Lebanese-British human rights lawyer Amal Clooney quits UK envoy post over Brexit
Clooney became the third lawyer to part ways with Prime Minister Boris Johnson's government, after it introduced legislation that would rewrite its post-Brexit obligations to the European Union over Northern Ireland.
Undermining the rule of law "threatens to embolden autocratic regimes that violate international law with devastating consequences all over the world", she wrote in a letter to Foreign Secretary Dominic Raab and seen by AFP.
"Although the government has suggested that the violation of international law would be 'specific and limited', it is lamentable for the UK to be speaking of its intention to violate an international treaty signed by the prime minister less than a year ago."
On her appointment to the UK role in April 2019, Clooney had said she welcomed the opportunity to build on her legal defence of persecuted journalists by working with the government to champion a free press around the world.
"I accepted the role because I believe in the importance of the cause, and appreciate the significant role that the UK has played and can continue to play in promoting the international legal order," she wrote.
"However, very sadly, it has now become untenable for me, as special envoy, to urge other states to respect and enforce international obligations while the UK declares that it does not intend to do so itself."
While conceding the UK internal market bill violates the EU Withdrawal Agreement, the government argues it is needed to protect the country's territorial integrity in case the EU seeks to unfairly impede trade with Northern Ireland.
The argument has failed to persuade two other jurists who have quit their government roles recently including its most senior law officer for Scotland, Richard Keen.

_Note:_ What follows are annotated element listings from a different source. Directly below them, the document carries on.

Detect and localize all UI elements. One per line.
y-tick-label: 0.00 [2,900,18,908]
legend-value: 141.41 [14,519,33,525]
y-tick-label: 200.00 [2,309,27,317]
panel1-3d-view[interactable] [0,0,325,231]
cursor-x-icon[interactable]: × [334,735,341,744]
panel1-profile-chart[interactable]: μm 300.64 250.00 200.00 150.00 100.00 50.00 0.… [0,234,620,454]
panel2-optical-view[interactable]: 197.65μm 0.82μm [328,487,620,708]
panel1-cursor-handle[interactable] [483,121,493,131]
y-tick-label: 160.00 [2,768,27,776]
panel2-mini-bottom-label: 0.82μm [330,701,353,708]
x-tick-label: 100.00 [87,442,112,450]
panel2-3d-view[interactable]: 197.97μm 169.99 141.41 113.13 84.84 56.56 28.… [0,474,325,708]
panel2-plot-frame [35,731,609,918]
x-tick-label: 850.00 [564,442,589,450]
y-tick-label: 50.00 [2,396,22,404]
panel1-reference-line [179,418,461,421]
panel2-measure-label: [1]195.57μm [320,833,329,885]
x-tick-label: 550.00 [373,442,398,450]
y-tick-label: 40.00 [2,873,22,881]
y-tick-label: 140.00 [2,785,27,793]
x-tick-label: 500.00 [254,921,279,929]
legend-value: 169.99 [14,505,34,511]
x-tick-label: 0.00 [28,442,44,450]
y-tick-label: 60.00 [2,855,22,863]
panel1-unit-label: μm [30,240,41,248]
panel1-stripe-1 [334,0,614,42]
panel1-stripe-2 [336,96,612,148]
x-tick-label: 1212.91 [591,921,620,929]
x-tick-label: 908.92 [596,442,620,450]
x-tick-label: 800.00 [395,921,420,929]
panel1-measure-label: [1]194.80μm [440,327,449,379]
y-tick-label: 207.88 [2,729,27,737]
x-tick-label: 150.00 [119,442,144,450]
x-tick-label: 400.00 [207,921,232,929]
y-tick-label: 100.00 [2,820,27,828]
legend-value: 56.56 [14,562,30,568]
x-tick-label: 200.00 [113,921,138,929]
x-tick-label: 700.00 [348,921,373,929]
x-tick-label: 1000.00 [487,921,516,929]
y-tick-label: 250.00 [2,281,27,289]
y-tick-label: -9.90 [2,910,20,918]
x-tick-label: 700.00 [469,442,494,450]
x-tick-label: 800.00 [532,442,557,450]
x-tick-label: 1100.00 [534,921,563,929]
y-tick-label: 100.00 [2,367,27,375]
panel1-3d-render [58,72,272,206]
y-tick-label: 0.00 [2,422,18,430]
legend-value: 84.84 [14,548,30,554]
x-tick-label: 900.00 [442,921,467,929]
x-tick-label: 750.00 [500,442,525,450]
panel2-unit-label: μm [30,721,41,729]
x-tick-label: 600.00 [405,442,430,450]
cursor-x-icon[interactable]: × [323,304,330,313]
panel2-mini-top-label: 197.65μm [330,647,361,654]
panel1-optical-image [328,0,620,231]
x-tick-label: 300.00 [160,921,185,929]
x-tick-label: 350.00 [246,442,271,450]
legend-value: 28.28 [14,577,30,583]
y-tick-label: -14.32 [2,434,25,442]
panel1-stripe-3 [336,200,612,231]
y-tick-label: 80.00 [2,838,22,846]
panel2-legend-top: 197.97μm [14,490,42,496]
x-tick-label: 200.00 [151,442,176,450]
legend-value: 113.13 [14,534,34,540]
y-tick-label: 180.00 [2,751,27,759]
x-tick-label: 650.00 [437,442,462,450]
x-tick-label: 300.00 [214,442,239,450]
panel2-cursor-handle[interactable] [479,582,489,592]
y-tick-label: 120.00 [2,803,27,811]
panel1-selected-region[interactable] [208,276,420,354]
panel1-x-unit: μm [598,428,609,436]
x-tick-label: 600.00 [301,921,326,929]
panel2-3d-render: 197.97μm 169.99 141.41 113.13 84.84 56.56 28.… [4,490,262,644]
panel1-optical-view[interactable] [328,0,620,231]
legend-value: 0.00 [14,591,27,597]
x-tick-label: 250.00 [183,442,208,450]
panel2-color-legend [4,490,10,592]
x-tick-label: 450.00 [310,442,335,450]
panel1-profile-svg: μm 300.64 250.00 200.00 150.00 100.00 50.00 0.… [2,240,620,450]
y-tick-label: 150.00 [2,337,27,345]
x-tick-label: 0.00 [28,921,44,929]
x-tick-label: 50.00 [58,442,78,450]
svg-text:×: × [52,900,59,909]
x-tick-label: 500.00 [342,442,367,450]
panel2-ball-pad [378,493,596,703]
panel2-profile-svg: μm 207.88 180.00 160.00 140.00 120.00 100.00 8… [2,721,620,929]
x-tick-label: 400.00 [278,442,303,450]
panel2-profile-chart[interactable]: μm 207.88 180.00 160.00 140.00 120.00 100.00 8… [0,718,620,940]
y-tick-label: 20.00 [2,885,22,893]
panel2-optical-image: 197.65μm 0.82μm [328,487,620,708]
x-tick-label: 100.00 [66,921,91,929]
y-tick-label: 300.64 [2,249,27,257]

He said in his resignation letter to Johnson he had "found it increasingly difficult to reconcile what I consider to be my obligations as a law officer with your policy intentions with respect to the UKIM bill".
After quelling one backbench revolt over the legislation and under pressure to make its intent clearer, the government on Thursday issued a document spelling out various scenarios in which the bill's provisions would be executed.
But in an apparent olive branch to Brussels, the document said the government would also seek to resolve post-Brexit disputes with the EU in "appropriate formal dispute settlement mechanisms", not unilaterally.
The document was released as the chief negotiators for EU-UK trade talks met in Brussels, to try again to avoid a potentially ruinous breakdown when a post-Brexit transition period expires at the end of this year.